Object. Intrinsic disease processes of the brainstem (gliomas, neurodegenerative disease, and others) have remained difficult or impossible to treat effectively because of limited drug penetration across the blood—brainstem barrier with conventional delivery methods. The authors used convection-enhanced delivery (CED) of a macromolecular tracer visible on magnetic resonance (MR) imaging to examine the utility of CED for safe perfusion of the brainstem.

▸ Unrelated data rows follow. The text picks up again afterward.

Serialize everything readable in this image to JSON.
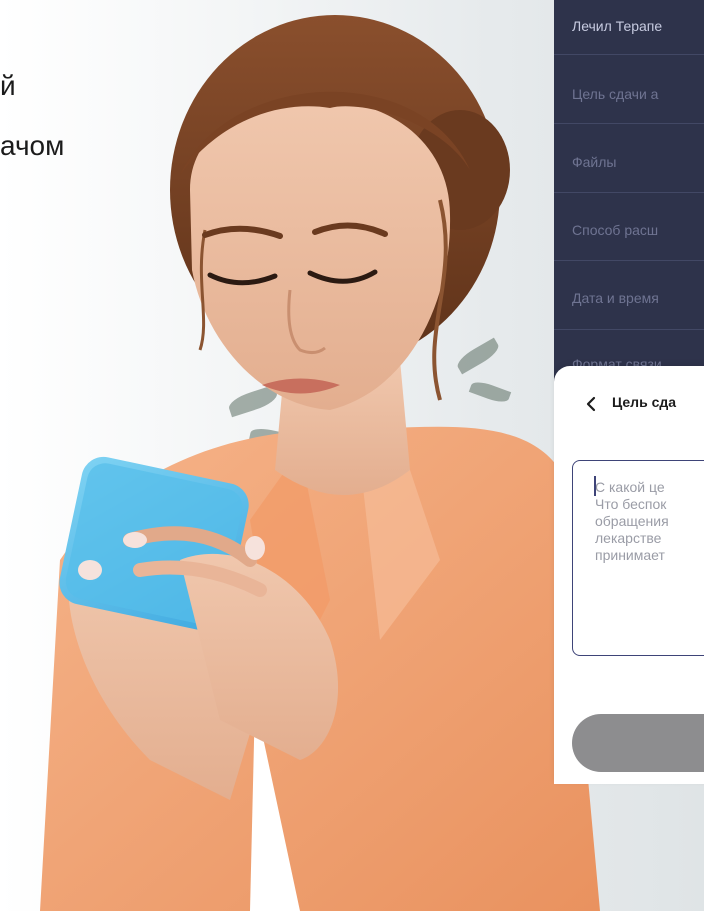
{
  "hero": {
    "line1": "й",
    "line2": "ачом"
  },
  "form": {
    "rows": [
      {
        "label": "Лечил Терапе",
        "active": true
      },
      {
        "label": "Цель сдачи а",
        "active": false
      },
      {
        "label": "Файлы",
        "active": false
      },
      {
        "label": "Способ расш",
        "active": false
      },
      {
        "label": "Дата и время",
        "active": false
      },
      {
        "label": "Формат связи",
        "active": false
      }
    ]
  },
  "sheet": {
    "title": "Цель сда",
    "back_icon": "chevron-left-icon",
    "textarea_placeholder": "С какой це\nЧто беспок\nобращения\nлекарстве\nпринимает",
    "submit_label": ""
  },
  "colors": {
    "panel_bg": "#2e334b",
    "panel_text_muted": "#6f7492",
    "panel_text_active": "#c7cbe0",
    "input_border": "#3e4478",
    "button_disabled": "#8d8d8f",
    "shirt": "#f2a67a"
  }
}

Methods. Three primates (Macaca mulatta) underwent CED of various volumes of infusion ([Vis]; 85, 110, and 120 µl) of Gd-bound albumin (72 kD) in the pontine region of the brainstem during serial MR imaging. Infusate volume of distribution (Vd), homogeneity, and anatomical distribution were visualized and quantified using MR imaging. Neurological function was observed and recorded up to 35 days postinfusion. Histological analysis was performed in all animals. Large regions of the pons and midbrain were successfully and safely perfused with the macromolecular protein. The Vd was linearly proportional to the Vi (R2 = 0.94), with a Vd/Vi ratio of 8.7 ± 1.2 (mean ± standard deviation). Furthermore, the concentration across the perfused region was homogeneous. The Vd increased slightly at 24 hours after completion of the infusion, and remained larger until the intensity of infusion faded (by Day 7). No animal exhibited a neurological deficit after infusion. Histological analysis revealed normal tissue architecture and minimal gliosis that was limited to the region immediately surrounding the cannula track.

Conclusions. First, CED can be used to perfuse the brainstem safely and effectively with macromolecules. Second, a large-molecular-weight imaging tracer can be used successfully to deliver, monitor in vivo, and control the distribution of small- and large-molecular-weight putative therapeutic agents for treatment of intrinsic brainstem processes.